- Cardew in 1931

Governor of Madras (acting)
- In office 29 March 1919 – 10 April 1919
- Governor-General: Frederic Thesiger, 1st Viscount Chelmsford
- Preceded by: John Sinclair, 1st Baron Pentland
- Succeeded by: Freeman Freeman-Thomas, 1st Marquess of Willingdon

Member of the Executive Council of the Governor of Madras
- In office 1914–1919
- Governor: John Sinclair, 1st Baron Pentland

Personal details
- Born: 14 March 1861 Bath, Somerset, England
- Died: 12 January 1937 (aged 75) Kensington, London, England

= Alexander Cardew =

Indian politician

Sir Alexander Gordon Cardew (14 March 1861 – 12 January 1937) was an Indian civil servant of British origin who served as the acting Governor of Madras from 29 March 1919 to 10 April 1919.

==Early life==
Alexander Cardew was born in Bath, Somerset on 14 March 1861 the eldest son of the Reverend J.W. Cardew. He was educated at the Somersetshire College and The Queen's College, Oxford and entered the Indian Civil Service in 1881.

==India==
Cardew served as an Under-Secretary in the Government of Madras from 1885 to 1890. Between 1892 and 1899 he was Inspector-General of Prison.

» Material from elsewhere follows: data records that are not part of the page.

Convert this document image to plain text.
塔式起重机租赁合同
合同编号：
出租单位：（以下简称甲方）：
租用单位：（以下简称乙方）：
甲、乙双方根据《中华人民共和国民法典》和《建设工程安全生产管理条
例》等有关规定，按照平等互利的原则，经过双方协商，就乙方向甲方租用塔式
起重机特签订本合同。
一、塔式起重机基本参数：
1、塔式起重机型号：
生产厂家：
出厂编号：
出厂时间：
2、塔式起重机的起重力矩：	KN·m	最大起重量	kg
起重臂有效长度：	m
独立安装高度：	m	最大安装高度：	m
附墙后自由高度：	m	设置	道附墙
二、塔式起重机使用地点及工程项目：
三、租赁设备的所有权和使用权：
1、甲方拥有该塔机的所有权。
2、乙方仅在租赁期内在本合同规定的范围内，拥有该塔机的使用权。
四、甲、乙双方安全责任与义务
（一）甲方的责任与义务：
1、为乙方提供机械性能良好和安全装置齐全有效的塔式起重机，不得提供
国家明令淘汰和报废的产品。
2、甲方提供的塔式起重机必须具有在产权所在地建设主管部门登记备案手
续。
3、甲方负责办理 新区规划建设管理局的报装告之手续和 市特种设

He also served as a member of the Madras Legislative Council from 1906 to 1919 and in the Governor's Executive Council from 1914 to 1919.

==As Governor of Madras==
Cardew served as the Acting Governor of Madras from 29 March 1919 to 10 April 1919.

==Family life==
Cardew married Evelyn Roberta Firth in 1886 and they had two sons and two daughters.

Alexander Evelyn Cardew. Born 19 Nov 1888. BA Balliol 1913. Married Broadway Parish Church 6 July 1920 Gertrude Evelyn Staniforth daughter of Rev. Staniforth.

Margaret Isabel Cardew. Born March 1890. Married 9 Dec 1919 St James, Spanish Place, Captain Cuthbert Bellord RAF

Janet Cardew. Born September 1892.

Francis Mackay Cardew. Born 10 June 1904.

On 12 January 1937 he collapsed and died in the street in Kensington, London from a heart attack, aged 75.